Позже Есенин вспоминал, что Андрей Белый оказал на него наибольшее влияние не своими произведениями, а своими беседами. И «Отчее слово», и будущие «Ключи Марии» – все вызрело в этих «скифских» беседах, где ощущение единодушия сменялось категорическим несогласием по основным мировоззренческим вопросам, где шли жаркие споры о значении слова в поэзии, о природе слова, пробивающего твердую оболочку.

Есенин и здесь умудрился «и от бабушки уйти, и от дедушки уйти»… Стоило ему почувствовать, что «общественные теории» Иванова-Разумника могут сковать его и в какой-то мере ограничить его творческую свободу, он, найдя благовидный повод, отошел от него, как в свое время с суриковцами и салонными завсегдатаями. Другое дело, что переписка их долго не прекращалась, и Есенин испытывал настоятельную потребность объяснить прежнему духовному наставнику свой очередной поворот, а точнее, стремление к новому духовному горизонту, невидимому для остальных.

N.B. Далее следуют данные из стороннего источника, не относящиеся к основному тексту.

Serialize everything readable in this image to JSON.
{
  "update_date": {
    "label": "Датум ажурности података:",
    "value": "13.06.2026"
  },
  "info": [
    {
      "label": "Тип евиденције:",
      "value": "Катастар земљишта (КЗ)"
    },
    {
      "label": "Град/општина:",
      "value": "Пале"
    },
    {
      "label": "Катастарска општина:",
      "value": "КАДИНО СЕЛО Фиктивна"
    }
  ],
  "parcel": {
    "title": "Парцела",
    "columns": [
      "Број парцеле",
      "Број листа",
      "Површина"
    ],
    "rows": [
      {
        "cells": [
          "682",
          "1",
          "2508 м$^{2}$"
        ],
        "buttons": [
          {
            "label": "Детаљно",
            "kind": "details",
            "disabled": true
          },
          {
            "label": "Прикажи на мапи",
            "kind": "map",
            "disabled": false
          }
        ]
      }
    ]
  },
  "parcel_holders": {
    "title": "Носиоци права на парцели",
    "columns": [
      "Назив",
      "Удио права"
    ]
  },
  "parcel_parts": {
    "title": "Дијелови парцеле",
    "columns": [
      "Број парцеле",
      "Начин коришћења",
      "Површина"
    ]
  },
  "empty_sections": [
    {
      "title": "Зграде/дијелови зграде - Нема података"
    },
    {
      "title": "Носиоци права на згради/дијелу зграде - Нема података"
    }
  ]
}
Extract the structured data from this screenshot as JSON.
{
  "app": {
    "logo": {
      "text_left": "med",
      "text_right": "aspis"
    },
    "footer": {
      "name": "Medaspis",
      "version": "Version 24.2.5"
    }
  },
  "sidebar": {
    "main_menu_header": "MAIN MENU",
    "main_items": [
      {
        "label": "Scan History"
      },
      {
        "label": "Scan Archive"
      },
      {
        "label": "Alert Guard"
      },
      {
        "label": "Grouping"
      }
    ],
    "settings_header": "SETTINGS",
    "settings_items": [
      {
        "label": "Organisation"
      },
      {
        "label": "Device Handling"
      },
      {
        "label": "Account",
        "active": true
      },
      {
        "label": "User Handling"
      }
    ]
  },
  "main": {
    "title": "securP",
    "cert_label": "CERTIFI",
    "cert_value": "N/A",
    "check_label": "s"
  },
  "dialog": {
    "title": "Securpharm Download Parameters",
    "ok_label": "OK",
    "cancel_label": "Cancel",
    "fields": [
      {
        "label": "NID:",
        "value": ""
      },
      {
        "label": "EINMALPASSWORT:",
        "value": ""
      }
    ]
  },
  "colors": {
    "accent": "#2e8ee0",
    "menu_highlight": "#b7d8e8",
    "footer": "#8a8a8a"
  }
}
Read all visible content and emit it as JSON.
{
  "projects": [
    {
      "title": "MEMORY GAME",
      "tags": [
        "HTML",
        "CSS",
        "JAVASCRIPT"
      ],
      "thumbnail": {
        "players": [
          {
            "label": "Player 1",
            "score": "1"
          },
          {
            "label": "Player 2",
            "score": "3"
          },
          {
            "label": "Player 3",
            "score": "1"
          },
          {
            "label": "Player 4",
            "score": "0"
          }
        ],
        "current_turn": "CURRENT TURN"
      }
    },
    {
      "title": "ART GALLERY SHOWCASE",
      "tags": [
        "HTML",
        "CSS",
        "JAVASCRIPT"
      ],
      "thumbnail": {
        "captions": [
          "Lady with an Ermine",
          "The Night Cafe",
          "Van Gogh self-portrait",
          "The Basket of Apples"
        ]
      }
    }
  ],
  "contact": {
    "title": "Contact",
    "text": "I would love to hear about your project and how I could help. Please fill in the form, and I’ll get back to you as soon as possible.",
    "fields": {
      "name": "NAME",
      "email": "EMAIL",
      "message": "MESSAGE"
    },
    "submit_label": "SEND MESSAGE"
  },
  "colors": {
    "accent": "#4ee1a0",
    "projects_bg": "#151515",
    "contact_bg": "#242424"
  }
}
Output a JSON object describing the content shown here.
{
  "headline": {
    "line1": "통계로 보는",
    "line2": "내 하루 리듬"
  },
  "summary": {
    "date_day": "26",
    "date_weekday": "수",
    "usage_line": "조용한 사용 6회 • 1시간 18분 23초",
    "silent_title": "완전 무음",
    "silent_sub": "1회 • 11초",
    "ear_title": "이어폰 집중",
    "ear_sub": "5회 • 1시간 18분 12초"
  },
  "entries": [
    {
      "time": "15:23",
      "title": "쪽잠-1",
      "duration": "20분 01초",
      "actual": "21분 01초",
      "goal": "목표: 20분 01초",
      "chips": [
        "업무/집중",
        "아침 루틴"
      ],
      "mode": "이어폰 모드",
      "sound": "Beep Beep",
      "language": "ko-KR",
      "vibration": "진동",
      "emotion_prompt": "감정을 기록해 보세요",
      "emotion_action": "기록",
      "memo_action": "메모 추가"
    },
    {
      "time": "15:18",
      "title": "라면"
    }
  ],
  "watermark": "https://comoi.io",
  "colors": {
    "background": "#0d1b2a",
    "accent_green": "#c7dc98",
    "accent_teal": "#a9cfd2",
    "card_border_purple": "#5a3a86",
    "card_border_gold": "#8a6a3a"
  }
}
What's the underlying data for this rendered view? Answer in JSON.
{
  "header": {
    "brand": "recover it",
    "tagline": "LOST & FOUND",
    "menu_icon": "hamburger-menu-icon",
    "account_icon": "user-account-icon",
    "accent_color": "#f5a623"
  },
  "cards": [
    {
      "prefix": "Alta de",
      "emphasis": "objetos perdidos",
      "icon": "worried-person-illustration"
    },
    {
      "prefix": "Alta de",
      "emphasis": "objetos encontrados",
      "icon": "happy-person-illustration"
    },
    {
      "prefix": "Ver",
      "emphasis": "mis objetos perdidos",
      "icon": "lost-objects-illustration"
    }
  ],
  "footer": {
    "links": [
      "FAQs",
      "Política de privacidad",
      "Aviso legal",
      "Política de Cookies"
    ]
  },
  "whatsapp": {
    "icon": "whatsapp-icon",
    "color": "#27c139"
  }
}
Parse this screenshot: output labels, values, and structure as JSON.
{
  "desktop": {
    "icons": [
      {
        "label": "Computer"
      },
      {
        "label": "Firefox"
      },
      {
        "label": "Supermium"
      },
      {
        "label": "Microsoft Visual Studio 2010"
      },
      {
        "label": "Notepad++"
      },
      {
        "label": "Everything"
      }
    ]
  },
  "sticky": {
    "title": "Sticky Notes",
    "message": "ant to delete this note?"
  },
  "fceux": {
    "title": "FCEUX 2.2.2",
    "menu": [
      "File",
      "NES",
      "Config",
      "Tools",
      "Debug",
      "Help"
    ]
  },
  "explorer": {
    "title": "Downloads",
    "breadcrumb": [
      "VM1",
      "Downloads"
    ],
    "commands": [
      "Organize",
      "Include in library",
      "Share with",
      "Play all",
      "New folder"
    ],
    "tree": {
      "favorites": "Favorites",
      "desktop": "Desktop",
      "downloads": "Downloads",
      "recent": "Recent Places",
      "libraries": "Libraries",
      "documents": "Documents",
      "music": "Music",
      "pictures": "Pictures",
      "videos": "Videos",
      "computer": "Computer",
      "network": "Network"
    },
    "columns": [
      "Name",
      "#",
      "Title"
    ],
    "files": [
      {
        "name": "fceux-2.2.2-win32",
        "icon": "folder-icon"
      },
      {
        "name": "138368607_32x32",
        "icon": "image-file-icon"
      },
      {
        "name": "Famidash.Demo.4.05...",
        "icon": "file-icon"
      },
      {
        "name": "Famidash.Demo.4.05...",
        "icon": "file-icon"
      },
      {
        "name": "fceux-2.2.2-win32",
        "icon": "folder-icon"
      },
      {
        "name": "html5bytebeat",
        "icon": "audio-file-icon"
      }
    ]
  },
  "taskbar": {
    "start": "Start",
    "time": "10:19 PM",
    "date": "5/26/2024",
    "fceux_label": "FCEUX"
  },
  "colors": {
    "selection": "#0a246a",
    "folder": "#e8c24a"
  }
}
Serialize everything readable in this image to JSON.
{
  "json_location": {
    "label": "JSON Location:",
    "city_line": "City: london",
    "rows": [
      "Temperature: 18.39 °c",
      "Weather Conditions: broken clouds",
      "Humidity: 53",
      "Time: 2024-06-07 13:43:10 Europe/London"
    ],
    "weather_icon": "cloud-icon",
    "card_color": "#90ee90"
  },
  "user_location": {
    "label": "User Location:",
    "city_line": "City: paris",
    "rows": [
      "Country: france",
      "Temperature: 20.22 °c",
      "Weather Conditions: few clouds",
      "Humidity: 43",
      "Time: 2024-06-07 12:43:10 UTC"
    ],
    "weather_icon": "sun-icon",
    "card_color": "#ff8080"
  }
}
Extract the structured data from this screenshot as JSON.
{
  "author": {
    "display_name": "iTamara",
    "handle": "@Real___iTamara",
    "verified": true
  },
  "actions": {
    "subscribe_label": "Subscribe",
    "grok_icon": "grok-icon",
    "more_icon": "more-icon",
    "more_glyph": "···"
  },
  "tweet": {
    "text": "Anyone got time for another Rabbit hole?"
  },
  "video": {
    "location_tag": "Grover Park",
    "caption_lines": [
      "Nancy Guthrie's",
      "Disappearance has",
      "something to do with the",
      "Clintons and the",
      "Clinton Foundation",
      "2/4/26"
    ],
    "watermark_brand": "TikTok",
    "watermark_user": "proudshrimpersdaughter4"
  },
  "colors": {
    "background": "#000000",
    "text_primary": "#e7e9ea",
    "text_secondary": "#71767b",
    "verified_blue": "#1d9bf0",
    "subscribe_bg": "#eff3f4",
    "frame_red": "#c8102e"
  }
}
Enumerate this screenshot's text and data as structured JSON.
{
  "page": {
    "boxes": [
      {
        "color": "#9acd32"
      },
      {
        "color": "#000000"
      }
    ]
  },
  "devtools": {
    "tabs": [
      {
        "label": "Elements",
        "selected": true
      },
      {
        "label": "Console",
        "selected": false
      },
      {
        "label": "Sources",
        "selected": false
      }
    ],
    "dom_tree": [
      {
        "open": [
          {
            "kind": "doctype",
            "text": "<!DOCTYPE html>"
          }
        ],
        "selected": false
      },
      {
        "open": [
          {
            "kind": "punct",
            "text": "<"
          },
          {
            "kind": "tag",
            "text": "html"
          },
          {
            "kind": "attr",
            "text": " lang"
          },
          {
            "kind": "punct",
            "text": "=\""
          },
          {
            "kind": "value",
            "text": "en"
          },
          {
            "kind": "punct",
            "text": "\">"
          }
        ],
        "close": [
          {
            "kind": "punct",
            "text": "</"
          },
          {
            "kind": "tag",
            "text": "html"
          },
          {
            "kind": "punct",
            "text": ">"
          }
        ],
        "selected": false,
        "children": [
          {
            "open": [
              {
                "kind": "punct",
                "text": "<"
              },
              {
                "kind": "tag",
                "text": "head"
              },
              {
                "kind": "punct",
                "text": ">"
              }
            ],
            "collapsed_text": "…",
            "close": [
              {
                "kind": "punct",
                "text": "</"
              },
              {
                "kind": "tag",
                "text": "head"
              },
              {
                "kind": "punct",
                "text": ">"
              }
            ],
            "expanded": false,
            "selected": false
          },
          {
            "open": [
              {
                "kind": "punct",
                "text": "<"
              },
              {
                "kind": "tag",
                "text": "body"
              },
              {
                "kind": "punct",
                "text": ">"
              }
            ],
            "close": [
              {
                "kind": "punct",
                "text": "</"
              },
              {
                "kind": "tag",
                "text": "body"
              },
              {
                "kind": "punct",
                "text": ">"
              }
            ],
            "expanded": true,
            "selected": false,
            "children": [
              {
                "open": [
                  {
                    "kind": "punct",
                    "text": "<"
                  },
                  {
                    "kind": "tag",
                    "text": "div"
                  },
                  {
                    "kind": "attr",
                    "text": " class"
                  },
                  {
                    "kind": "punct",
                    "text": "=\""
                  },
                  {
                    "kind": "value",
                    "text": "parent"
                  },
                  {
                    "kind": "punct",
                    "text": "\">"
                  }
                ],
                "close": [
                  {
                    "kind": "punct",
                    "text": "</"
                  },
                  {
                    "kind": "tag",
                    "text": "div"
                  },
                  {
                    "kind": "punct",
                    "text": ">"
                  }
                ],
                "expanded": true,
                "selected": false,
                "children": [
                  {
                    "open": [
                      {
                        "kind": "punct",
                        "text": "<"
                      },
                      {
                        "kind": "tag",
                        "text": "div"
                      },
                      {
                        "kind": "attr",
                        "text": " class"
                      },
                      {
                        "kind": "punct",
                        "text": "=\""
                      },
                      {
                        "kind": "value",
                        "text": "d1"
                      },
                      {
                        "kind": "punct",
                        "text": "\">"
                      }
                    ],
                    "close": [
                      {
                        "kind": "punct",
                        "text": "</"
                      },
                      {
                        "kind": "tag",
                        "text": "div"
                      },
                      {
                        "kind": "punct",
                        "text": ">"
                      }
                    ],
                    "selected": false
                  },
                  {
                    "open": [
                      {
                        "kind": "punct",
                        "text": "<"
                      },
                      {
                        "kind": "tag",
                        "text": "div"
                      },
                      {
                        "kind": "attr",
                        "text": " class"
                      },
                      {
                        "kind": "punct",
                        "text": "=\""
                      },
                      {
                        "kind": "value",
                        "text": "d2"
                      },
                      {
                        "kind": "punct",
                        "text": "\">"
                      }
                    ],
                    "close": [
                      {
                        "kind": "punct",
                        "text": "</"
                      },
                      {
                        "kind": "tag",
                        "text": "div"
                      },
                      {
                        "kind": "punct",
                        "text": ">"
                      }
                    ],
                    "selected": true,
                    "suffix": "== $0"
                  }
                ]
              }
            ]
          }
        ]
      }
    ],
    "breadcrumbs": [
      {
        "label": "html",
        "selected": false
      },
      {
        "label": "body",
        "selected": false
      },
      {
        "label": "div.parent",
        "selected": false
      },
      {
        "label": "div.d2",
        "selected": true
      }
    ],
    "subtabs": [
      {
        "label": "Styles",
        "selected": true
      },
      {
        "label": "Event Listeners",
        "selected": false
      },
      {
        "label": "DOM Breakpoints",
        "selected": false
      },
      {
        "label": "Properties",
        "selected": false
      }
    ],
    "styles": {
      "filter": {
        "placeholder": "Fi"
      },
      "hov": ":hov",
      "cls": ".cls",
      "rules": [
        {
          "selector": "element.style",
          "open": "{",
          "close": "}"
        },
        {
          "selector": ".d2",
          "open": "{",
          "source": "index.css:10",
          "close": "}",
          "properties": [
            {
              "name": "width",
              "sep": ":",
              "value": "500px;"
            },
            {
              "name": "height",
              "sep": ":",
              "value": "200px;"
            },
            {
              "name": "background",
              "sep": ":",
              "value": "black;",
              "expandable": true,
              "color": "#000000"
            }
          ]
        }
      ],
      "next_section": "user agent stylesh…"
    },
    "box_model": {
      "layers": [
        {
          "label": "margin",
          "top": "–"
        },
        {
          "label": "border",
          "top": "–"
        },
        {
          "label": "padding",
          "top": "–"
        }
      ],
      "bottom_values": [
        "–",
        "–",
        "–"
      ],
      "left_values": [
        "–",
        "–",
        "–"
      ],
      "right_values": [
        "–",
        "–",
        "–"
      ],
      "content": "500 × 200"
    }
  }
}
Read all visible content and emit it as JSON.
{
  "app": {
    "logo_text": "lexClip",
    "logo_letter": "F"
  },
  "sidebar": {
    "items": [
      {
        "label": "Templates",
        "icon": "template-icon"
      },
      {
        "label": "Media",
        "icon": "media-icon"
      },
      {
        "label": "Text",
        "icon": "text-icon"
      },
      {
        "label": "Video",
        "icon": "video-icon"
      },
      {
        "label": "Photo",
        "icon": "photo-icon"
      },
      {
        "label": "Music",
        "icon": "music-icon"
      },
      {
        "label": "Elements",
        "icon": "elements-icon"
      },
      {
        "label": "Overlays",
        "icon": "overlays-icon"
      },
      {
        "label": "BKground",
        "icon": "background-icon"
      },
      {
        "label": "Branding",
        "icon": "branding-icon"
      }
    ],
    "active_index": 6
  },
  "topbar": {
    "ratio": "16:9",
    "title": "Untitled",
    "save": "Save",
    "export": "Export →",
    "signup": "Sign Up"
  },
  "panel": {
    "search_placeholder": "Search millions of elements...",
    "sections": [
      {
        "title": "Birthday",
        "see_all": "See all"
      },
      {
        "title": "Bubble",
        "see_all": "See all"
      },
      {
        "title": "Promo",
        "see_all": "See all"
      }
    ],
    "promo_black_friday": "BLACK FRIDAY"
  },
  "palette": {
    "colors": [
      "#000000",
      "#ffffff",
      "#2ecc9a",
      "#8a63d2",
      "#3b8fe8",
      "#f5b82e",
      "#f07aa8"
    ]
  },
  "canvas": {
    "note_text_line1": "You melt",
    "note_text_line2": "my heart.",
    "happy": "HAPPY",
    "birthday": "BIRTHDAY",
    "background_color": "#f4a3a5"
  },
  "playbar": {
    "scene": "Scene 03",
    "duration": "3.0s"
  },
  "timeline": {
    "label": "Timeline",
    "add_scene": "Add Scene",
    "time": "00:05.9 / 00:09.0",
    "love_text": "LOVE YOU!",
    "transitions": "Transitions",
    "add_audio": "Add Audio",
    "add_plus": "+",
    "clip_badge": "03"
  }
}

Он подробно и терпеливо объяснял, что заставило его уйти из-под крыла Разумника, Клюева, Белого, Блока…

А в те дни трогательного единения 1917 года Разумник проповедовал, что Русь обновится на новой религиозной основе, но не языческой или христианской, а на социалистической, что Социализм с большой буквы является не политической программой, а «религиозной идеей, новой верой и новым знанием, идущим на смену знанию и Старой вере христианства». «Новая вселенская идея (социализм), – писал Иванов-Разумник, – будет динамитом, она раскует цепи, еще крепче прежнего заклепанные христианством на теле человечества… В христианстве страданиями одного человека спасался мир: в Социализме грядущем – страданиями мира спасен будет каждый человек».

Такие мысли Иванов-Разумник изложил в предисловии к поэме «Инония». Есенин не возражал, но многое в этой метафизической гуще видел и комментировал по-своему.

Прежде всего он думал не о социализме, а о том,

…как Богородица, Накинув синий плат, У облачной околицы Скликает в рай телят.

В «Иорданской голубице», написанной летом 1918 года, он то ли заземляет библейские «новое небо и новую землю» до своих деревенских видений, то ли наоборот, подымает эти видения до библейских высот.

Вот она, вот голубица, Севшая ветру на длань. Снова зарею клубится Мой луговой Иордань.

Да это же Ока – под константиновским угором!

Вижу вас, злачные нивы, С стадом буланых коней. С дудкой пастушеской в ивах Бродит апостол Андрей.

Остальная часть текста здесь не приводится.